An eye doctor has revealed the simple things you should never do if you want to keep your vision and eyes as healthy as possible.
Despite our eyes being one of our most important organs, it is amazing how much we put them through.
And one incredibly bad habit a lot of people do could permanently affect your vision.
In fact, in a worst case scenario you could ‘lose your eyeball’.
Speaking on the Am I Doing it Wrong podcast, ophthalmologist and assistant professor at Oregon Health & Science University’s Casey Eye Institute, Dr. Amanda Redfern spoke about the importance of eye health.
Most notably, she highlighted some of the most important things to remember if you tend to wear contact lenses.
″[Sleeping with contact lenses in your eyes] is bad. It’s real bad. Don’t do it,” she said.
“It’s like a game of Russian roulette.”
Yikes. She explained this was because by doing this you can get a corneal ulcer, which is an infection on part of the eye that a contact covers.
An infection can just be the start of all the issues that will follow.
Redfern continued: “It’s not going to happen every time, but when it happens, it’s terrible.
“It can be so bad you could, in really terrible cases, lose your eyeball.”

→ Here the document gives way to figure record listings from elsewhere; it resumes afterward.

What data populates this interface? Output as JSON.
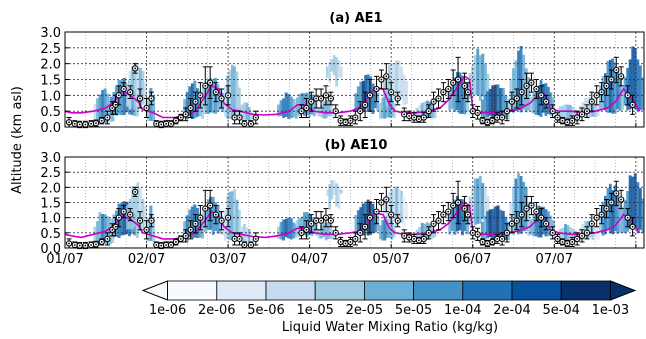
{
  "chart_data": [
    {
      "type": "heatmap",
      "title": "(a)  AE1",
      "ylabel": "Altitude (km asl)",
      "xlabel": "",
      "x_tick_labels": [],
      "y_tick_labels": [
        "0.0",
        "0.5",
        "1.0",
        "1.5",
        "2.0",
        "2.5",
        "3.0"
      ],
      "ylim": [
        0,
        3
      ],
      "xlim_days": [
        0,
        7.1
      ],
      "grid": true,
      "profile_line": {
        "color": "#cc00cc",
        "x": [
          0,
          0.08,
          0.2,
          0.35,
          0.5,
          0.6,
          0.7,
          0.8,
          0.9,
          0.95,
          1.02,
          1.08,
          1.2,
          1.35,
          1.5,
          1.6,
          1.7,
          1.8,
          1.88,
          1.95,
          2.05,
          2.15,
          2.3,
          2.45,
          2.6,
          2.75,
          2.85,
          2.95,
          3.05,
          3.2,
          3.35,
          3.5,
          3.6,
          3.7,
          3.8,
          3.9,
          3.98,
          4.05,
          4.15,
          4.3,
          4.45,
          4.6,
          4.7,
          4.8,
          4.9,
          4.96,
          5.0,
          5.1,
          5.25,
          5.4,
          5.55,
          5.7,
          5.8,
          5.88,
          5.95,
          6.05,
          6.2,
          6.35,
          6.5,
          6.65,
          6.75,
          6.85,
          6.95,
          7.05
        ],
        "y": [
          0.5,
          0.45,
          0.45,
          0.5,
          0.6,
          0.8,
          1.15,
          1.0,
          0.8,
          0.55,
          0.5,
          0.45,
          0.3,
          0.3,
          0.4,
          0.5,
          0.9,
          1.3,
          1.2,
          0.75,
          0.55,
          0.5,
          0.4,
          0.38,
          0.4,
          0.5,
          0.7,
          0.7,
          0.5,
          0.45,
          0.45,
          0.5,
          0.6,
          0.85,
          1.25,
          1.2,
          0.7,
          0.5,
          0.45,
          0.45,
          0.5,
          0.6,
          0.85,
          1.2,
          1.6,
          1.5,
          0.6,
          0.45,
          0.45,
          0.5,
          0.55,
          0.75,
          1.0,
          1.05,
          0.6,
          0.5,
          0.5,
          0.45,
          0.5,
          0.6,
          0.8,
          1.2,
          0.9,
          0.5
        ]
      },
      "observations": {
        "x": [
          0.05,
          0.12,
          0.18,
          0.25,
          0.32,
          0.38,
          0.45,
          0.52,
          0.58,
          0.62,
          0.66,
          0.72,
          0.8,
          0.86,
          0.92,
          1.0,
          1.06,
          1.12,
          1.18,
          1.24,
          1.3,
          1.36,
          1.42,
          1.48,
          1.54,
          1.6,
          1.66,
          1.72,
          1.78,
          1.85,
          1.92,
          2.0,
          2.08,
          2.14,
          2.2,
          2.28,
          2.34,
          2.9,
          2.96,
          3.02,
          3.08,
          3.14,
          3.2,
          3.26,
          3.32,
          3.38,
          3.44,
          3.5,
          3.56,
          3.62,
          3.68,
          3.74,
          3.82,
          3.88,
          3.94,
          4.0,
          4.08,
          4.16,
          4.22,
          4.28,
          4.34,
          4.4,
          4.46,
          4.52,
          4.58,
          4.64,
          4.7,
          4.76,
          4.82,
          4.9,
          4.94,
          5.0,
          5.06,
          5.12,
          5.18,
          5.24,
          5.3,
          5.36,
          5.42,
          5.48,
          5.54,
          5.6,
          5.66,
          5.72,
          5.78,
          5.84,
          5.9,
          5.98,
          6.04,
          6.1,
          6.16,
          6.22,
          6.28,
          6.34,
          6.4,
          6.46,
          6.52,
          6.58,
          6.64,
          6.7,
          6.76,
          6.82,
          6.9,
          6.96
        ],
        "y": [
          0.15,
          0.1,
          0.08,
          0.08,
          0.1,
          0.12,
          0.2,
          0.3,
          0.6,
          0.7,
          1.0,
          1.2,
          1.1,
          1.85,
          0.9,
          0.6,
          0.9,
          0.1,
          0.08,
          0.1,
          0.1,
          0.2,
          0.3,
          0.4,
          0.6,
          0.8,
          1.0,
          1.3,
          1.4,
          1.1,
          0.9,
          1.0,
          0.3,
          0.3,
          0.1,
          0.1,
          0.3,
          0.5,
          0.6,
          0.8,
          0.9,
          0.9,
          1.0,
          0.9,
          0.5,
          0.2,
          0.15,
          0.2,
          0.3,
          0.5,
          0.7,
          1.0,
          1.2,
          1.5,
          1.6,
          1.1,
          0.9,
          0.4,
          0.35,
          0.3,
          0.25,
          0.3,
          0.5,
          0.8,
          0.9,
          1.1,
          1.2,
          1.4,
          1.5,
          1.3,
          1.1,
          0.5,
          0.45,
          0.2,
          0.15,
          0.2,
          0.3,
          0.3,
          0.5,
          0.8,
          0.9,
          1.1,
          1.3,
          1.4,
          1.2,
          1.0,
          0.8,
          0.5,
          0.3,
          0.2,
          0.15,
          0.2,
          0.3,
          0.4,
          0.5,
          0.8,
          1.0,
          1.1,
          1.3,
          1.5,
          1.8,
          1.6,
          1.0,
          0.7
        ],
        "err": [
          0.15,
          0.1,
          0.1,
          0.1,
          0.1,
          0.1,
          0.1,
          0.2,
          0.2,
          0.3,
          0.3,
          0.2,
          0.2,
          0.15,
          0.3,
          0.3,
          0.2,
          0.1,
          0.1,
          0.1,
          0.1,
          0.1,
          0.1,
          0.2,
          0.3,
          0.3,
          0.4,
          0.6,
          0.5,
          0.3,
          0.3,
          0.3,
          0.2,
          0.2,
          0.1,
          0.1,
          0.2,
          0.2,
          0.3,
          0.3,
          0.3,
          0.3,
          0.3,
          0.2,
          0.2,
          0.15,
          0.1,
          0.15,
          0.2,
          0.3,
          0.4,
          0.5,
          0.4,
          0.3,
          0.4,
          0.3,
          0.2,
          0.2,
          0.15,
          0.15,
          0.1,
          0.15,
          0.2,
          0.3,
          0.3,
          0.3,
          0.3,
          0.4,
          0.7,
          0.4,
          0.3,
          0.2,
          0.2,
          0.1,
          0.1,
          0.1,
          0.15,
          0.2,
          0.3,
          0.3,
          0.3,
          0.4,
          0.4,
          0.3,
          0.3,
          0.3,
          0.2,
          0.2,
          0.15,
          0.1,
          0.1,
          0.15,
          0.2,
          0.2,
          0.2,
          0.3,
          0.3,
          0.3,
          0.3,
          0.3,
          0.4,
          0.3,
          0.3,
          0.3
        ]
      }
    },
    {
      "type": "heatmap",
      "title": "(b)  AE10",
      "ylabel": "Altitude (km asl)",
      "xlabel": "",
      "x_tick_labels": [
        "01/07",
        "02/07",
        "03/07",
        "04/07",
        "05/07",
        "06/07",
        "07/07"
      ],
      "y_tick_labels": [
        "0.0",
        "0.5",
        "1.0",
        "1.5",
        "2.0",
        "2.5",
        "3.0"
      ],
      "ylim": [
        0,
        3
      ],
      "xlim_days": [
        0,
        7.1
      ],
      "grid": true,
      "profile_line": {
        "color": "#cc00cc",
        "x": [
          0,
          0.08,
          0.2,
          0.35,
          0.5,
          0.6,
          0.7,
          0.8,
          0.9,
          0.95,
          1.02,
          1.08,
          1.2,
          1.35,
          1.5,
          1.6,
          1.7,
          1.8,
          1.88,
          1.95,
          2.05,
          2.15,
          2.3,
          2.45,
          2.6,
          2.75,
          2.85,
          2.95,
          3.05,
          3.2,
          3.35,
          3.5,
          3.6,
          3.7,
          3.8,
          3.9,
          3.98,
          4.05,
          4.15,
          4.3,
          4.45,
          4.6,
          4.7,
          4.8,
          4.9,
          4.96,
          5.0,
          5.1,
          5.25,
          5.4,
          5.55,
          5.7,
          5.8,
          5.88,
          5.95,
          6.05,
          6.2,
          6.35,
          6.5,
          6.65,
          6.75,
          6.85,
          6.95,
          7.05
        ],
        "y": [
          0.45,
          0.4,
          0.35,
          0.45,
          0.55,
          0.75,
          1.05,
          0.95,
          0.75,
          0.5,
          0.45,
          0.4,
          0.3,
          0.3,
          0.4,
          0.5,
          0.85,
          1.2,
          1.1,
          0.7,
          0.5,
          0.45,
          0.38,
          0.35,
          0.4,
          0.5,
          0.65,
          0.65,
          0.5,
          0.45,
          0.45,
          0.5,
          0.55,
          0.8,
          1.15,
          1.1,
          0.65,
          0.5,
          0.45,
          0.45,
          0.5,
          0.6,
          0.8,
          1.15,
          1.5,
          1.4,
          0.6,
          0.45,
          0.45,
          0.5,
          0.55,
          0.7,
          0.95,
          1.0,
          0.6,
          0.5,
          0.45,
          0.45,
          0.5,
          0.6,
          0.75,
          1.1,
          0.85,
          0.5
        ]
      },
      "observations": {
        "x": [
          0.05,
          0.12,
          0.18,
          0.25,
          0.32,
          0.38,
          0.45,
          0.52,
          0.58,
          0.62,
          0.66,
          0.72,
          0.8,
          0.86,
          0.92,
          1.0,
          1.06,
          1.12,
          1.18,
          1.24,
          1.3,
          1.36,
          1.42,
          1.48,
          1.54,
          1.6,
          1.66,
          1.72,
          1.78,
          1.85,
          1.92,
          2.0,
          2.08,
          2.14,
          2.2,
          2.28,
          2.34,
          2.9,
          2.96,
          3.02,
          3.08,
          3.14,
          3.2,
          3.26,
          3.32,
          3.38,
          3.44,
          3.5,
          3.56,
          3.62,
          3.68,
          3.74,
          3.82,
          3.88,
          3.94,
          4.0,
          4.08,
          4.16,
          4.22,
          4.28,
          4.34,
          4.4,
          4.46,
          4.52,
          4.58,
          4.64,
          4.7,
          4.76,
          4.82,
          4.9,
          4.94,
          5.0,
          5.06,
          5.12,
          5.18,
          5.24,
          5.3,
          5.36,
          5.42,
          5.48,
          5.54,
          5.6,
          5.66,
          5.72,
          5.78,
          5.84,
          5.9,
          5.98,
          6.04,
          6.1,
          6.16,
          6.22,
          6.28,
          6.34,
          6.4,
          6.46,
          6.52,
          6.58,
          6.64,
          6.7,
          6.76,
          6.82,
          6.9,
          6.96
        ],
        "y": [
          0.15,
          0.1,
          0.08,
          0.08,
          0.1,
          0.12,
          0.2,
          0.3,
          0.6,
          0.7,
          1.0,
          1.2,
          1.1,
          1.85,
          0.9,
          0.6,
          0.9,
          0.1,
          0.08,
          0.1,
          0.1,
          0.2,
          0.3,
          0.4,
          0.6,
          0.8,
          1.0,
          1.3,
          1.4,
          1.1,
          0.9,
          1.0,
          0.3,
          0.3,
          0.1,
          0.1,
          0.3,
          0.5,
          0.6,
          0.8,
          0.9,
          0.9,
          1.0,
          0.9,
          0.5,
          0.2,
          0.15,
          0.2,
          0.3,
          0.5,
          0.7,
          1.0,
          1.2,
          1.5,
          1.6,
          1.1,
          0.9,
          0.4,
          0.35,
          0.3,
          0.25,
          0.3,
          0.5,
          0.8,
          0.9,
          1.1,
          1.2,
          1.4,
          1.5,
          1.3,
          1.1,
          0.5,
          0.45,
          0.2,
          0.15,
          0.2,
          0.3,
          0.3,
          0.5,
          0.8,
          0.9,
          1.1,
          1.3,
          1.4,
          1.2,
          1.0,
          0.8,
          0.5,
          0.3,
          0.2,
          0.15,
          0.2,
          0.3,
          0.4,
          0.5,
          0.8,
          1.0,
          1.1,
          1.3,
          1.5,
          1.8,
          1.6,
          1.0,
          0.7
        ],
        "err": [
          0.15,
          0.1,
          0.1,
          0.1,
          0.1,
          0.1,
          0.1,
          0.2,
          0.2,
          0.3,
          0.3,
          0.2,
          0.2,
          0.15,
          0.3,
          0.3,
          0.2,
          0.1,
          0.1,
          0.1,
          0.1,
          0.1,
          0.1,
          0.2,
          0.3,
          0.3,
          0.4,
          0.6,
          0.5,
          0.3,
          0.3,
          0.3,
          0.2,
          0.2,
          0.1,
          0.1,
          0.2,
          0.2,
          0.3,
          0.3,
          0.3,
          0.3,
          0.3,
          0.2,
          0.2,
          0.15,
          0.1,
          0.15,
          0.2,
          0.3,
          0.4,
          0.5,
          0.4,
          0.3,
          0.4,
          0.3,
          0.2,
          0.2,
          0.15,
          0.15,
          0.1,
          0.15,
          0.2,
          0.3,
          0.3,
          0.3,
          0.3,
          0.4,
          0.7,
          0.4,
          0.3,
          0.2,
          0.2,
          0.1,
          0.1,
          0.1,
          0.15,
          0.2,
          0.3,
          0.3,
          0.3,
          0.4,
          0.4,
          0.3,
          0.3,
          0.3,
          0.2,
          0.2,
          0.15,
          0.1,
          0.1,
          0.15,
          0.2,
          0.2,
          0.2,
          0.3,
          0.3,
          0.3,
          0.3,
          0.3,
          0.4,
          0.3,
          0.3,
          0.3
        ]
      }
    }
  ],
  "colorbar": {
    "label": "Liquid Water Mixing Ratio (kg/kg)",
    "ticks": [
      "1e-06",
      "2e-06",
      "5e-06",
      "1e-05",
      "2e-05",
      "5e-05",
      "1e-04",
      "2e-04",
      "5e-04",
      "1e-03"
    ],
    "colors": [
      "#f7fbff",
      "#deebf7",
      "#c6dbef",
      "#9ecae1",
      "#6baed6",
      "#4292c6",
      "#2171b5",
      "#08519c",
      "#08306b"
    ]
  },
  "cloud_patches": [
    [
      0.35,
      0.6,
      0.15,
      1.3,
      5
    ],
    [
      0.55,
      0.9,
      0.4,
      1.6,
      6
    ],
    [
      0.75,
      1.0,
      0.6,
      2.2,
      3
    ],
    [
      1.0,
      1.1,
      0.2,
      1.4,
      4
    ],
    [
      1.45,
      1.7,
      0.3,
      1.5,
      6
    ],
    [
      1.65,
      1.95,
      0.5,
      1.7,
      5
    ],
    [
      1.95,
      2.15,
      0.3,
      2.2,
      4
    ],
    [
      2.1,
      2.3,
      0.2,
      0.8,
      3
    ],
    [
      2.6,
      2.85,
      0.3,
      1.1,
      6
    ],
    [
      2.8,
      3.1,
      0.4,
      1.2,
      5
    ],
    [
      3.1,
      3.3,
      0.3,
      0.9,
      4
    ],
    [
      3.2,
      3.4,
      1.5,
      2.3,
      3
    ],
    [
      3.55,
      3.85,
      0.5,
      1.7,
      7
    ],
    [
      3.85,
      4.05,
      0.3,
      1.2,
      5
    ],
    [
      3.9,
      4.2,
      0.8,
      2.2,
      3
    ],
    [
      4.3,
      4.55,
      0.3,
      0.9,
      4
    ],
    [
      4.7,
      4.95,
      0.5,
      1.8,
      6
    ],
    [
      4.95,
      5.2,
      0.9,
      2.5,
      4
    ],
    [
      5.1,
      5.45,
      0.3,
      1.5,
      7
    ],
    [
      5.45,
      5.7,
      0.5,
      2.6,
      5
    ],
    [
      5.7,
      6.0,
      0.4,
      1.5,
      6
    ],
    [
      6.0,
      6.3,
      0.2,
      0.8,
      4
    ],
    [
      6.3,
      6.55,
      0.3,
      1.0,
      3
    ],
    [
      6.55,
      6.85,
      0.5,
      2.2,
      6
    ],
    [
      6.85,
      7.1,
      0.6,
      2.6,
      7
    ]
  ]
}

In the less severe situations… you could just permanently impact your vision. Double yikes.
She said: “If that scar is in the center of your vision, that could affect your vision permanently, unless you get a corneal transplant.”

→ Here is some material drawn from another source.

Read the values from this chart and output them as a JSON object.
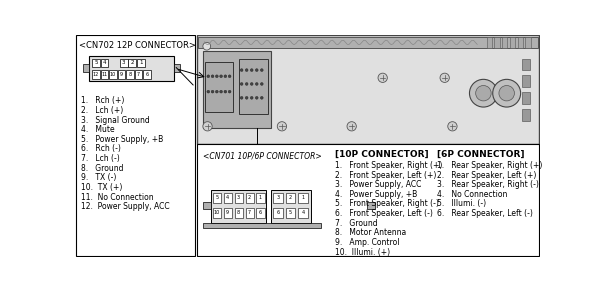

Beyond this, she emphasized it was important to keep contact lenses as clean as possible and not wear them during activities that could jeopardize or contaminate them.
This included things like swimming in a pool, lake or even wearing them while showering.
She explained: “The problem with contact lenses is that it will sandwich bacteria between the lens and your cornea, and you can get infected and then have all the complications we talked about.
“In general, we frown upon anything where your eye is going to expose to something non-sterile.”
All sounds terrible, so don’t say you were never warned.